Ma il Giorgini, dia retta - uno che ha il coraggio di scrivere con tale convinzione delle amenità paurose (perché di tutto si può discutere a ragion veduta, glielo dico da "tecnico") - pur "ipovedente" (ma le piace proprio questa definizione?) è uno che sa proteggersi benissimo da solo!
Saluti cari, Marco.
Napoli
07 ottobre 2006 00:00
Togliamo pure la bandiera e i comunisti.
626
12 ottobre 2006 00:00
Secondo il mio parere l'unica cosa di cui accertarsi è che il chiodo sia ben posizionato e fissato al muro.

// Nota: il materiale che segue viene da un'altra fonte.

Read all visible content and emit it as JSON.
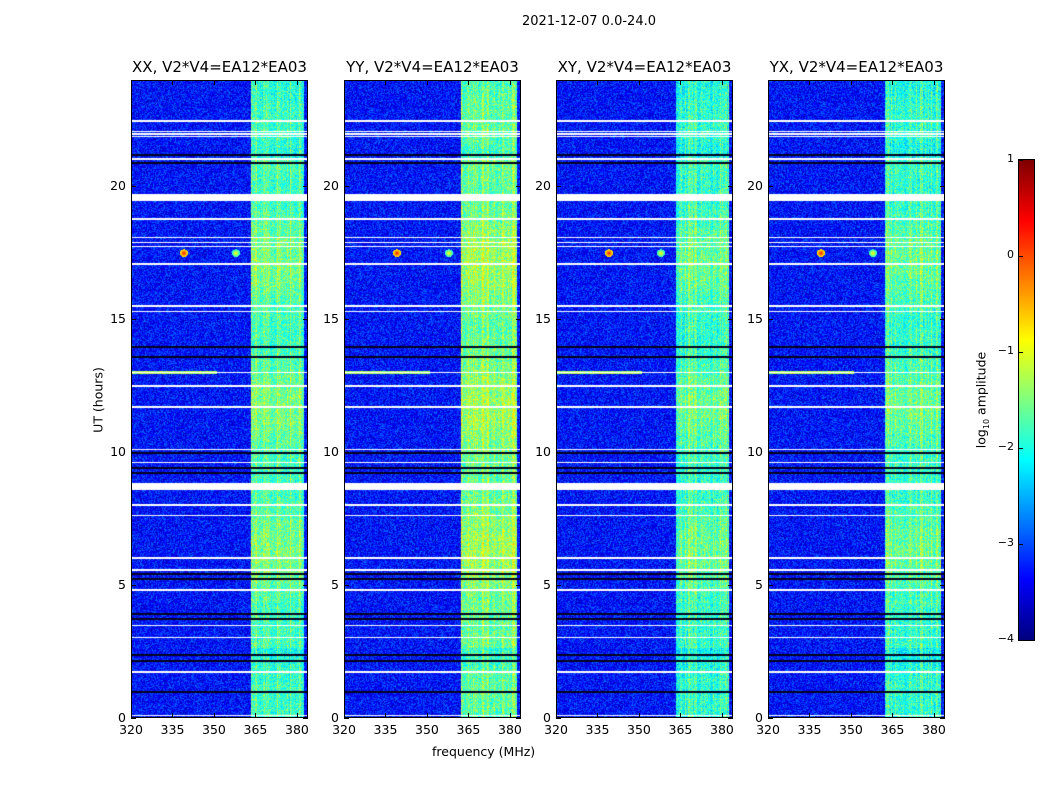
{
  "chart_data": {
    "type": "heatmap",
    "title": "2021-12-07 0.0-24.0",
    "xlabel": "frequency (MHz)",
    "ylabel": "UT (hours)",
    "xlim": [
      320,
      384
    ],
    "ylim": [
      0,
      24
    ],
    "xticks": [
      "320",
      "335",
      "350",
      "365",
      "380"
    ],
    "yticks": [
      "0",
      "5",
      "10",
      "15",
      "20"
    ],
    "colormap": "jet",
    "colorbar": {
      "label_prefix": "log",
      "label_sub": "10",
      "label_suffix": " amplitude",
      "range": [
        -4,
        1
      ],
      "ticks": [
        "1",
        "0",
        "−1",
        "−2",
        "−3",
        "−4"
      ]
    },
    "panels": [
      {
        "title": "XX, V2*V4=EA12*EA03",
        "band_mhz": [
          363.5,
          383
        ],
        "band_level": -1.9
      },
      {
        "title": "YY, V2*V4=EA12*EA03",
        "band_mhz": [
          362.5,
          383
        ],
        "band_level": -1.75
      },
      {
        "title": "XY, V2*V4=EA12*EA03",
        "band_mhz": [
          363.5,
          383
        ],
        "band_level": -2.0
      },
      {
        "title": "YX, V2*V4=EA12*EA03",
        "band_mhz": [
          362.5,
          383
        ],
        "band_level": -2.0
      }
    ],
    "background_level": -3.3,
    "flagged_white_ut": [
      22.5,
      22.1,
      22.0,
      21.9,
      21.05,
      19.6,
      18.8,
      18.1,
      17.9,
      17.75,
      17.1,
      15.5,
      15.3,
      13.0,
      12.5,
      11.7,
      10.1,
      9.6,
      8.7,
      8.0,
      7.6,
      6.0,
      5.55,
      4.8,
      3.45,
      3.0,
      1.7,
      0.05
    ],
    "thick_white_ut": [
      19.6,
      8.7
    ],
    "dark_rows_ut": [
      21.2,
      20.9,
      13.95,
      13.6,
      9.95,
      9.4,
      9.2,
      5.4,
      5.2,
      3.9,
      3.7,
      2.35,
      2.1,
      0.95
    ],
    "rfi_events": [
      {
        "ut": 17.5,
        "mhz": 339,
        "level": 0.3
      },
      {
        "ut": 17.5,
        "mhz": 358,
        "level": -0.8
      },
      {
        "ut": 13.0,
        "mhz_range": [
          320,
          351
        ],
        "level": -1.3
      }
    ]
  }
}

La sicurezza prima di tutto.
ZaZaan!
12 ottobre 2006 00:00
Ma davvero c'è tutta questa rivoluzione attorno al problema dei crocefissi?
A prescindere il dottor Martella di cui abbiamo già detto e qualche esagitato satanista terrorizzato da simboli e scaramanzie, mi pare che del "problema" non gliene freghi a nessuno!
Infatti, la gente normale, ha ben altro da fare!
Napoli
12 ottobre 2006 00:00
Perchè non mettiamo i seguaci di SATANA sul muro delle scuole.
Camerata
14 ottobre 2006 00:00
Giusto!!!
Togliamo i crocefissi dalle scuole e mettiamoli sulle tombe di chi non li vuole.